Van Cleef & Arpels, the evening’s sponsor, was responsible for the night’s resplendent glow. Gillian Miniter keenly observed, “There’s a whole lot of bling in this room.” Before dinner, Paul McCartney sailed in, joining the evening’s festivities in full support of the cause. One guest whispered, “I think it would be hard to be Paul McCartney’s date. You stand there in a gorgeous gown, but the whole time the photographers are snapping pictures of Paul!” After cocktails, the crowd shuffled into the dining room for a meal of asparagus salad and roasted chicken, while Al Roker and Deborah Roberts served as masters of ceremony. Then the dancers emerged, regaling the crowd with a performance as guests indulged in lemon meringue tarts.

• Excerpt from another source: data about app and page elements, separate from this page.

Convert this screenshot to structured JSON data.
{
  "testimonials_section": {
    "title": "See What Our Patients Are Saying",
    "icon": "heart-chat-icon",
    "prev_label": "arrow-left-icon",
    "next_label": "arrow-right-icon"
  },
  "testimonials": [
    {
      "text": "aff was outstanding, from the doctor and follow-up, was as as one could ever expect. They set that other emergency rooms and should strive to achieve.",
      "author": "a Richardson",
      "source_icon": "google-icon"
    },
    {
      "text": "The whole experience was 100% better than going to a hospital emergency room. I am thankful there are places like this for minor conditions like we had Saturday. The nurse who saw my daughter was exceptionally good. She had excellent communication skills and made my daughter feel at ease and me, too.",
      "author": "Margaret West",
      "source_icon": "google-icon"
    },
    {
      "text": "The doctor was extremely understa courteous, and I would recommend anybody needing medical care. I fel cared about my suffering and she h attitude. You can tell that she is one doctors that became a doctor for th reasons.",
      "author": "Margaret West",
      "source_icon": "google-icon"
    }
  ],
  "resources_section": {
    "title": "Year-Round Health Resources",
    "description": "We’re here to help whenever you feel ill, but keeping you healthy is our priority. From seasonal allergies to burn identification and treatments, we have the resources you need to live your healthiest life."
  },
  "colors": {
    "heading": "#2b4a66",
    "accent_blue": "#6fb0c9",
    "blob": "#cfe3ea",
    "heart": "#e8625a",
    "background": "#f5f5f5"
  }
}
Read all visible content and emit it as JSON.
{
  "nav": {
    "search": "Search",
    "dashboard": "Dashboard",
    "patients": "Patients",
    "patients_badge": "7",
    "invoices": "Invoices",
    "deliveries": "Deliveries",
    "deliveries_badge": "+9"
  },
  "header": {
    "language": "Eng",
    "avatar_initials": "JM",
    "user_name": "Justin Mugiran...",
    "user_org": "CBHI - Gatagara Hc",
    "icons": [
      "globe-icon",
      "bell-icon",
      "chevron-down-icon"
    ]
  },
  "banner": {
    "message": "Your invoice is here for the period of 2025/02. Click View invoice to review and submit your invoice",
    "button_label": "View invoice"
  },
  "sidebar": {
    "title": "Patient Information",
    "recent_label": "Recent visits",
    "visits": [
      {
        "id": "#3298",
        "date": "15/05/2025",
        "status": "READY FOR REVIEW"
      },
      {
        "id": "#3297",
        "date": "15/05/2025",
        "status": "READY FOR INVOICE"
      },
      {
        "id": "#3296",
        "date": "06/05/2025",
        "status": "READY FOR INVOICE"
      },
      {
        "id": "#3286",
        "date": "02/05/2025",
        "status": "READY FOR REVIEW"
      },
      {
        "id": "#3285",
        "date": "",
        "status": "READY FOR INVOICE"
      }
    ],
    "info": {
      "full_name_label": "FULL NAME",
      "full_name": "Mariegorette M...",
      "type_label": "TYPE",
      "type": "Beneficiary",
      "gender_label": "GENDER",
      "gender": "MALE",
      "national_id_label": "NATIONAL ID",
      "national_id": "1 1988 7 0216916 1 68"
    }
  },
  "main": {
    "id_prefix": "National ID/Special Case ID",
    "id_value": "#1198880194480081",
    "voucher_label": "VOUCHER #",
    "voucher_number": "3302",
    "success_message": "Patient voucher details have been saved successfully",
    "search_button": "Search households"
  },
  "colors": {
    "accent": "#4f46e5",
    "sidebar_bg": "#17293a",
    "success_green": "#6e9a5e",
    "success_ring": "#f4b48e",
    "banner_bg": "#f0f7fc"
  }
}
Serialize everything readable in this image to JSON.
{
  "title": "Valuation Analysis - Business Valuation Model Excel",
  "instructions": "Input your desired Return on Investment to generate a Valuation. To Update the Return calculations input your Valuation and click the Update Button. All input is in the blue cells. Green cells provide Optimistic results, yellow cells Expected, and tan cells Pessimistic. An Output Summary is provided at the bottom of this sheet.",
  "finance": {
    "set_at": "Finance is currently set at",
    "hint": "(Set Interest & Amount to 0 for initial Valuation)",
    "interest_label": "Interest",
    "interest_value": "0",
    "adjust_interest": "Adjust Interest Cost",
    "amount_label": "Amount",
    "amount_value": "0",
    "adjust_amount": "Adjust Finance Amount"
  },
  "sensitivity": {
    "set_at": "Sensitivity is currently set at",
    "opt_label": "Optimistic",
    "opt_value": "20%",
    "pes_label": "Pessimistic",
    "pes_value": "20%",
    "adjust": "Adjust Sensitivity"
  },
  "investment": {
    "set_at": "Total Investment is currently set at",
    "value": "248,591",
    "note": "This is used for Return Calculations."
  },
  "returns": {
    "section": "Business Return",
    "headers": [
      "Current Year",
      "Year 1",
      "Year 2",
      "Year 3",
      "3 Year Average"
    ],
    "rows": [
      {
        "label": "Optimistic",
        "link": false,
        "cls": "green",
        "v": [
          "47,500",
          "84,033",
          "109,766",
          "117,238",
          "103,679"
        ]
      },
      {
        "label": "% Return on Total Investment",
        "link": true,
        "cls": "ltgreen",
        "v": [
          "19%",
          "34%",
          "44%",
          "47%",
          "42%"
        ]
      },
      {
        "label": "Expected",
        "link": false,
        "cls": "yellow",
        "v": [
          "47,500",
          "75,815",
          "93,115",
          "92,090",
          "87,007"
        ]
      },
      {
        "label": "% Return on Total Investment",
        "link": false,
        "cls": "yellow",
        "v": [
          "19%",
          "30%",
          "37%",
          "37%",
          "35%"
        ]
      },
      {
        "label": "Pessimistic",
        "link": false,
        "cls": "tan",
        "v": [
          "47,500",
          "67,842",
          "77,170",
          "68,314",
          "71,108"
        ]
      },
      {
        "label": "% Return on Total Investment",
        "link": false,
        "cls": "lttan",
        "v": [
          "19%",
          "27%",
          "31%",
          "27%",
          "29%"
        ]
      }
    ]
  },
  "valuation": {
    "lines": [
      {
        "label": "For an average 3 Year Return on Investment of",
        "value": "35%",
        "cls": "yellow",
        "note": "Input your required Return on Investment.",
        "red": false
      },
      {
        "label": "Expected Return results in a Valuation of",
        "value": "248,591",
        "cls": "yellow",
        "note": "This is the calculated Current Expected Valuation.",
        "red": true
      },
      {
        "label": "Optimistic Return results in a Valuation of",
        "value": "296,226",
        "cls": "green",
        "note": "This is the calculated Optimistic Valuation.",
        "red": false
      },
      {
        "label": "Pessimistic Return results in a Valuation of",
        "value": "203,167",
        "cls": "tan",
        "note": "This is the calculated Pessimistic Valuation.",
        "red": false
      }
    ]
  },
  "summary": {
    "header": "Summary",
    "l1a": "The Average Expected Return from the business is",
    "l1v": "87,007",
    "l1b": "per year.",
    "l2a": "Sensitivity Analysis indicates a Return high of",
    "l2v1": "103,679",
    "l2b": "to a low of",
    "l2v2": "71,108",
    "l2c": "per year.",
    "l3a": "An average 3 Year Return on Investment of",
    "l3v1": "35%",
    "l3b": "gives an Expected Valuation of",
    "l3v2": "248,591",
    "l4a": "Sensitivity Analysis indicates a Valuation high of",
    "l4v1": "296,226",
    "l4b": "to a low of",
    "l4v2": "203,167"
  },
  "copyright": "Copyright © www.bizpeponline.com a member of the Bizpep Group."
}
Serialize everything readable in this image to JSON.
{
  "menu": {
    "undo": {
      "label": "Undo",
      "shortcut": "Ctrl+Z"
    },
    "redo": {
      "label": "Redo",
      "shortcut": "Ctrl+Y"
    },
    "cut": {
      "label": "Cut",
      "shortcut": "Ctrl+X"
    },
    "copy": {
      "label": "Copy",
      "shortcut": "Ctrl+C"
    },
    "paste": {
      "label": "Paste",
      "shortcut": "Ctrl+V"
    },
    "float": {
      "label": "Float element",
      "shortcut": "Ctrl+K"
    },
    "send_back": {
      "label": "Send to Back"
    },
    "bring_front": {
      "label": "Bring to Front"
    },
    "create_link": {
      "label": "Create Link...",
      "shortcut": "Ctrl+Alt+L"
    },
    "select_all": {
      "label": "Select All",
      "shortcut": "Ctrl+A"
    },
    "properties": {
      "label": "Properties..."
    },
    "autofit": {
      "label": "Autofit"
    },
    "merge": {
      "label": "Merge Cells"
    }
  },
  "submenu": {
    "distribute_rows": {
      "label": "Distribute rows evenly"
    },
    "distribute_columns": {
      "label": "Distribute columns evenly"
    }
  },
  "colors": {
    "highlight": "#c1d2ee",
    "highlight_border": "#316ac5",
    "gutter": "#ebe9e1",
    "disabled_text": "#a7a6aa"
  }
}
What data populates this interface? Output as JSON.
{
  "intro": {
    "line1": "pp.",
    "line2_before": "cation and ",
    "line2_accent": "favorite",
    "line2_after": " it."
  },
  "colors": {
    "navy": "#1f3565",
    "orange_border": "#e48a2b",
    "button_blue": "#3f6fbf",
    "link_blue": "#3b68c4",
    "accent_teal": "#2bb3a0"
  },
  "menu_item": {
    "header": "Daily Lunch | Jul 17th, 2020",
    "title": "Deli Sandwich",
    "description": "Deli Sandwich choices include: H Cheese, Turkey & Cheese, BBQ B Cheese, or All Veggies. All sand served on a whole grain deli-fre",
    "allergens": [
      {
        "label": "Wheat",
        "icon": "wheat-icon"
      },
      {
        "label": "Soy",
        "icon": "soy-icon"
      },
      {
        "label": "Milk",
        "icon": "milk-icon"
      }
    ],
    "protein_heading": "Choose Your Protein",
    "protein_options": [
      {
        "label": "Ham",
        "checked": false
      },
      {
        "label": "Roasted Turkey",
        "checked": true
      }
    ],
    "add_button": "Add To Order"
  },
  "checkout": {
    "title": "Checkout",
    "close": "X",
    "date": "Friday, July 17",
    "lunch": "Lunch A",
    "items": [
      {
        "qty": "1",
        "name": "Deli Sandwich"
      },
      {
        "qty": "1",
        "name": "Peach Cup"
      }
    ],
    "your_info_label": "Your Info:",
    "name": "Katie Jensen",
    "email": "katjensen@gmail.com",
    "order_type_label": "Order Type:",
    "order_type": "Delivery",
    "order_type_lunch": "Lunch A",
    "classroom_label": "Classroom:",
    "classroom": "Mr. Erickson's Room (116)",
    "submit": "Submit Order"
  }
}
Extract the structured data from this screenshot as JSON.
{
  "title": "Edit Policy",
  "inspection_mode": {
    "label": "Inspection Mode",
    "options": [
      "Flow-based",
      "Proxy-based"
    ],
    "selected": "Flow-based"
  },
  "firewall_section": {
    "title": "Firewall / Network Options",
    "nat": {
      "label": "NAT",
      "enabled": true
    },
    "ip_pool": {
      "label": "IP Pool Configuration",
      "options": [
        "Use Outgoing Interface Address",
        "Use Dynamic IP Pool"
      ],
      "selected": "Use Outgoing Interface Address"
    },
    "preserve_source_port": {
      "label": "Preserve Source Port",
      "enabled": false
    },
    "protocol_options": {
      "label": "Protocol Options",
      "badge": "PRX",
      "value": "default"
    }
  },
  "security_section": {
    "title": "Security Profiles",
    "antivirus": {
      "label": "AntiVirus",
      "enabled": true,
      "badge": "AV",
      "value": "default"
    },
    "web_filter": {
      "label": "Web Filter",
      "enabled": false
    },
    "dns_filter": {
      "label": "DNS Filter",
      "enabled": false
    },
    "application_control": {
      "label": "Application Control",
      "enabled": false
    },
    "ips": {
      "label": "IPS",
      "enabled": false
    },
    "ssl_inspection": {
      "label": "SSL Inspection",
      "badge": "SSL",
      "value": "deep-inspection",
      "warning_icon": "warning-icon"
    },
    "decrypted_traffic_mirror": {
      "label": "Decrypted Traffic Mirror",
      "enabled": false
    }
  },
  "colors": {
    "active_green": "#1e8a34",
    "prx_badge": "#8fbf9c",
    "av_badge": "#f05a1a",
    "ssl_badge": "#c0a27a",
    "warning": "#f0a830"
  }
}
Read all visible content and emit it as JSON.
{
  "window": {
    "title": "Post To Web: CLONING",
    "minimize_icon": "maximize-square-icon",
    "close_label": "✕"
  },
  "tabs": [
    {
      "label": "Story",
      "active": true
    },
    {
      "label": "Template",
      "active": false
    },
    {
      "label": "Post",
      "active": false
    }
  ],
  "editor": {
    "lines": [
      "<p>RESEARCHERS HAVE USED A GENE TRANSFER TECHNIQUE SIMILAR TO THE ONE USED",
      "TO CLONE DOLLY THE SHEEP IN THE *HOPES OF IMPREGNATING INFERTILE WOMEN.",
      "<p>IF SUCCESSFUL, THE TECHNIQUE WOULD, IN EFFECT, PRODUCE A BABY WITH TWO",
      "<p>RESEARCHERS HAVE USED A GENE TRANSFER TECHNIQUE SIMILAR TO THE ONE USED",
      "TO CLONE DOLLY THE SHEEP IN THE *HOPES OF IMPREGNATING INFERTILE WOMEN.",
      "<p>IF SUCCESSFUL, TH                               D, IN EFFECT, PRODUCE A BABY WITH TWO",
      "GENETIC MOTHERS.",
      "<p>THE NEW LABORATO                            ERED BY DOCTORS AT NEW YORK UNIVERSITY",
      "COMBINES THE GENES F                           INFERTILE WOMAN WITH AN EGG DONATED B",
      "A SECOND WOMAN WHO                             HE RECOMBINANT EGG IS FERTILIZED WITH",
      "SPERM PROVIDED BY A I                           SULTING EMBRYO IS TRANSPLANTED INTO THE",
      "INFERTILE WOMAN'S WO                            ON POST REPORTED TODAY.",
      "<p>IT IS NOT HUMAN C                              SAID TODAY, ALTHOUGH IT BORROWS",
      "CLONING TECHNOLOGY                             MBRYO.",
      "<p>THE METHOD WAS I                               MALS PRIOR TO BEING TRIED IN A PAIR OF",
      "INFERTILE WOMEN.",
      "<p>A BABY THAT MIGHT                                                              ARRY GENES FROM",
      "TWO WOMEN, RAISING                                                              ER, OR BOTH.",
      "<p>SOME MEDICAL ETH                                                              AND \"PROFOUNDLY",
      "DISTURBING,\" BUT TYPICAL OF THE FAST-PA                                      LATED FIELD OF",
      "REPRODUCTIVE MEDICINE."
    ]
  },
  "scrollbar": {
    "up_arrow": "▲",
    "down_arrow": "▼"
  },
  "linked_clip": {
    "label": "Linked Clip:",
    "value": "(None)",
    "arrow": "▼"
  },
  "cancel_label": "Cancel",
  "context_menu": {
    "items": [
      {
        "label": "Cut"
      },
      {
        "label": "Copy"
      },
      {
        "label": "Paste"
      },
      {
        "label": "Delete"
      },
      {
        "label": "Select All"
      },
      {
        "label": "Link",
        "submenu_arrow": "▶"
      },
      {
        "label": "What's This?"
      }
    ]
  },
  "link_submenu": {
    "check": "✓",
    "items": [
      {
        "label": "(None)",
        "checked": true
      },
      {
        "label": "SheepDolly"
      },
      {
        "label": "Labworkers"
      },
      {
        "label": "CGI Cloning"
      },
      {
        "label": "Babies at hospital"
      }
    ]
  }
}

While ballerinas filled the room, designers, models and actors revealed their hidden ballet backgrounds. Dayle Haddon brought her expertise to the event, explaining, “I have a strong connection because I’ve been involved in the Canadian ballet for years. I love pas de deux, and I also like isolated, singular dances.” Kelly Rutherford remembered dance recitals as a young girl, but divulged that she hasn’t frequented the ballet as much as she would like. “Being from Los Angeles we didn’t go very often. There are a lot of things in New York that I’m doing now that I didn’t do before. There’s so much culture here. I always say, thank goodness for Disney Hall in L.A.” Rebecca Minkoff, a dedicated dancer before she was a designer, laughed, “I was too tall! In pointe shoes I was like 6’2" and the dudes were all shorter. No one could partner with me during shows. So I ended up hanging backstage and learning from the costume designer.” After the ballet performance, the tempo quickly changed, as Motown music blared and everyone took to the stage and spent the remainder of the evening dancing.